Director: Kourosh Ahari
Screenplay: Milad Jarmooz, Kourosh Ahari
Starring: Shahab Hosseini, Niousha Noor, Leah Oganyan, George Maguire
Duration: 105 minutes
BBFC Certification: 15
Directed by Kourosh Ahari, The Night, 2020, is a psychological thriller co-produced between Iran and the United States. Although initially a slow burner, heavily dialogued in Persian, this film captivates its audience with what is not seen, rather than what is. Although intensely confusing at times, it is this confusion that makes the film more appealing.
There is nothing new about the film’s narrative, which is like many haunted house stories and almost identical in plot to that of Stanley Kubrick’s, The Shining, 1980. In truth, ‘The Night’s’ cinematic shots are also heavily influenced by Kubrick’s 1980 film. However, the madness and confusion are realized more quickly, leading to hidden intentions and secrets that devour the protagonist completely, his ‘stubbornness’ rather than his madness, leading to his ultimate demise.
The film tells the story of a young couple (Shahab Hosseini, Niousha Noor) and their child, who decide to spend the night at a hotel, following an evening out. Guided by a broken SATNAV, to this overly quiet hotel, said to have ‘only the suite available’, it is quickly evident that the couple’s presence is no coincidence.
As the film progresses, we see both Babak Naderi (Shahab Hosseini) and his wife Neda (Niousha Noor) experience brief encounters with residents and staff. At first, the meetings are portrayed quite normal, although it is apparent early on that these characters are not what they seem. Later interactions start to divulge more noticeable indications that these characters know much more about the couple than is usual. Extra snippets of information here and there, provide ‘food for thought’, making it impossible not to come up with different theories as to why this couple are held hostage by the hotel.
Finally, the couple are forced to face the truth of their imprisonment. Whilst Neda looks to find a way to release the couple from the grips of the hotel, Babak’s refusal to accept what he needs to do to end this mental turmoil, seals the couple’s fate for eternity.

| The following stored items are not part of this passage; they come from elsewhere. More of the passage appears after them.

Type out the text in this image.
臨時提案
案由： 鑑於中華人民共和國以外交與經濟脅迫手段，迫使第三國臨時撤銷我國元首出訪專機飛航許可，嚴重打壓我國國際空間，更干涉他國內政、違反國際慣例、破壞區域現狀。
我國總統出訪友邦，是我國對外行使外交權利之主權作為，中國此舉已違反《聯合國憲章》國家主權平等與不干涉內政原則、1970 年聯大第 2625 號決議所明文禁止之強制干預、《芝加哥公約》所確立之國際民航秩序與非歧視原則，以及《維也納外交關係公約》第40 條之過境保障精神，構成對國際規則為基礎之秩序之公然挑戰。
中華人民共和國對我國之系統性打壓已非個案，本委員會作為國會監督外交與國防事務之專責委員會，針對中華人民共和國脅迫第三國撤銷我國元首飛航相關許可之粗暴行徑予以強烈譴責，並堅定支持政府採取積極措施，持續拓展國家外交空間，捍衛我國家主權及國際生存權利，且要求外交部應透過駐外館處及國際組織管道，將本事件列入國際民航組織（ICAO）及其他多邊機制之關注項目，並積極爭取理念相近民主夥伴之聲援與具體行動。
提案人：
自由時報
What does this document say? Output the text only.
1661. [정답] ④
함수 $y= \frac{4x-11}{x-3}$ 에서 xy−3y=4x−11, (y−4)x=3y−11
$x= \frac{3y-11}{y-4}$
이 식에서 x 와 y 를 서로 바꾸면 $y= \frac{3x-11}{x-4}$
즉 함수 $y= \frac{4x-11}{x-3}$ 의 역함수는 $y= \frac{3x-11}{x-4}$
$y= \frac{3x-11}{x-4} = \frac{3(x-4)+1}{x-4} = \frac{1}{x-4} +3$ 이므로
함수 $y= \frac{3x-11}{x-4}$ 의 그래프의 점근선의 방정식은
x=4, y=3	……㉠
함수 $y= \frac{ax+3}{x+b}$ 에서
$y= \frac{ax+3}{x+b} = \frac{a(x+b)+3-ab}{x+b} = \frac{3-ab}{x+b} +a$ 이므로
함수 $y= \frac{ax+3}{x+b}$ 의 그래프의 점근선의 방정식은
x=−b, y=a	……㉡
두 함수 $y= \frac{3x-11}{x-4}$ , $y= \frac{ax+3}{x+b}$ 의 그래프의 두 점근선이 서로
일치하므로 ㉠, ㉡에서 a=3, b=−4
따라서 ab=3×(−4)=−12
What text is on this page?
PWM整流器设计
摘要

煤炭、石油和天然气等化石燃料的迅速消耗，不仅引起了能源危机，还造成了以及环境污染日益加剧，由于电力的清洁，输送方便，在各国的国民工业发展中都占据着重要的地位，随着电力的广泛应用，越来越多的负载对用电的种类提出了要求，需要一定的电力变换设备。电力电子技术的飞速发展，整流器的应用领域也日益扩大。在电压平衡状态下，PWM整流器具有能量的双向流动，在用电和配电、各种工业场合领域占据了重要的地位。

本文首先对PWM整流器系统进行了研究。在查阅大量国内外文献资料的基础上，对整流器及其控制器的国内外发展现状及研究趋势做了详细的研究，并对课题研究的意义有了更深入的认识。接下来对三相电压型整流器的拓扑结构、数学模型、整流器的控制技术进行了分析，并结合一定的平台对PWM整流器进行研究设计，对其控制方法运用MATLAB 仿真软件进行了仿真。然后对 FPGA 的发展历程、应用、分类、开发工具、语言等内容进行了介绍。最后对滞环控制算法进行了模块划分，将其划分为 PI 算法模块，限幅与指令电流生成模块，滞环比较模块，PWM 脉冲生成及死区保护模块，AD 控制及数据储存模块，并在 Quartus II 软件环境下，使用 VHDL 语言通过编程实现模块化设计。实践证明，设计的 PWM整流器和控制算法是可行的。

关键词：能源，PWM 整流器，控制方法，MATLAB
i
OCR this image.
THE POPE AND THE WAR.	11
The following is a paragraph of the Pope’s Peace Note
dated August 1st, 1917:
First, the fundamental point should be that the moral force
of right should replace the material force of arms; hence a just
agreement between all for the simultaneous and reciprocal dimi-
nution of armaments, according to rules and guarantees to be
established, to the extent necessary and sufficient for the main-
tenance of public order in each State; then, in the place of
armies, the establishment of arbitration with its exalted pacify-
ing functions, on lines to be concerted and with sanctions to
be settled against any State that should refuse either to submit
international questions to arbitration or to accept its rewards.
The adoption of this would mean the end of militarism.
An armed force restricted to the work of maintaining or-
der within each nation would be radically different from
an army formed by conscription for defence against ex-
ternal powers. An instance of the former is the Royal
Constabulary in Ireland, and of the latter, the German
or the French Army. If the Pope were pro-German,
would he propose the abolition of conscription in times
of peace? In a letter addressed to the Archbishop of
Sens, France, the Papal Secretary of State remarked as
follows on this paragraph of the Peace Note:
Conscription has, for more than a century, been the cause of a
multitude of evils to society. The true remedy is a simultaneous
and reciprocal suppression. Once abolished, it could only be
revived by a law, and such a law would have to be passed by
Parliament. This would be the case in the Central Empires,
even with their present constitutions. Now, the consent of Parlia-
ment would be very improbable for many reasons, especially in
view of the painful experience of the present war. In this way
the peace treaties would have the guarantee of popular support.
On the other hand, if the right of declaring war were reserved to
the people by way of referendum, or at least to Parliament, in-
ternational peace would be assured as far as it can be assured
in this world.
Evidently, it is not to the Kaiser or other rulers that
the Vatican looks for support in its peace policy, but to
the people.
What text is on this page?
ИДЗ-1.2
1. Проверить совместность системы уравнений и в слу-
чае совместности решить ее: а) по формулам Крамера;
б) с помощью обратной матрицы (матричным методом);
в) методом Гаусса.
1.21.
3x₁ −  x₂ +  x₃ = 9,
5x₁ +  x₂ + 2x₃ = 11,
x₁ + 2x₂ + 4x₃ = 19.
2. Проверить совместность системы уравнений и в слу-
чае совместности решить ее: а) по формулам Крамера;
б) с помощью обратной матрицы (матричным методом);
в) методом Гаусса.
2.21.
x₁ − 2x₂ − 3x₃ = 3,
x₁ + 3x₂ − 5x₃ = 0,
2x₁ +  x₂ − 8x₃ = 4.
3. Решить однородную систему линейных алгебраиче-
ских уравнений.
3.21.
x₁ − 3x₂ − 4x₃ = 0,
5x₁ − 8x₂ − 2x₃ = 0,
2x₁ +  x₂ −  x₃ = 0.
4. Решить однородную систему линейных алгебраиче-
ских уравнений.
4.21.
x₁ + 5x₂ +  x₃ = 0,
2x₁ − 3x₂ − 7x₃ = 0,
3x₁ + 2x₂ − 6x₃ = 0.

Like I said before, this is not a new idea for a haunted house story. However, it is obvious that a lot of thought and attention has gone into the making of this film. Like the film’s narrative, this Los Angeles hotel could have been anywhere and any time. A definite deliberate intention of the director and co-writer Kourosh Ahari. Much like Kubrick’s, The Shining’, Ahari, uses supernatural suspicions to play with our senses. Is it a film about a haunted hotel? Is it just the hallucinogenic effect of too much alcohol and not enough sleep? The answer to these questions is unknown but what is apparent, is the film’s in-depth need to delve further into the human psyche.
The acting of all characters is strong. Despite the fact we know little about these characters, both Shahab Hosseini and Niousha Noor give believable performances of a couple struggling to connect due to unknown secrets from the past. Minimal supporting cast also contribute well, adding to the eeriness of the film overall, without the need for obvious scare tactics.
The cinematography of this film owes much to that of Stanley Kubrick’s, The Shining, 1980. As a huge fan of this former film, it was not hard to recognise shots imitated almost inherently. From the opening shot of the journey to the hotel, intermittent close-up framing of Babak Naderi (Shahab Hosseini) and long shots of the hotel hallways, it is clear director, Kourosh Ahari, appreciated the atmospheric intention of Kubrick’s 1980 film. The only clear difference is the use of light. Whilst Kubrick’s, The Shining, is almost completely shot with bright light, ‘The Night’, is almost completely shot in dark or very dim light. Even the hospital environment, which is a traditionally bright space, has an outer frame of darkness. This use of darkness does not so much add a scariness but emphasizes the hopelessness of the entire film.
I really enjoyed this psychological thriller, but I can appreciate that some viewers could find it slow and predictable. I have a great love of the cinematography and how each shot is carefully planned with great attention, even if many of the scene’s shots, and camera angles, overwhelmingly reflect those of Kubrick’s, The Shining.
If you are looking for blatant horror and continuous jump scares, this film might not hit the mark. It might also not be the film for you, if you like to understand fully what is happening and films with a distinct and absolute ending. However, as a psychological thriller that keeps you thinking, or if you have a real interest in cinematography, this film is a definite must watch.
The Night is released on digital platforms in the UK by Vertigo Releasing.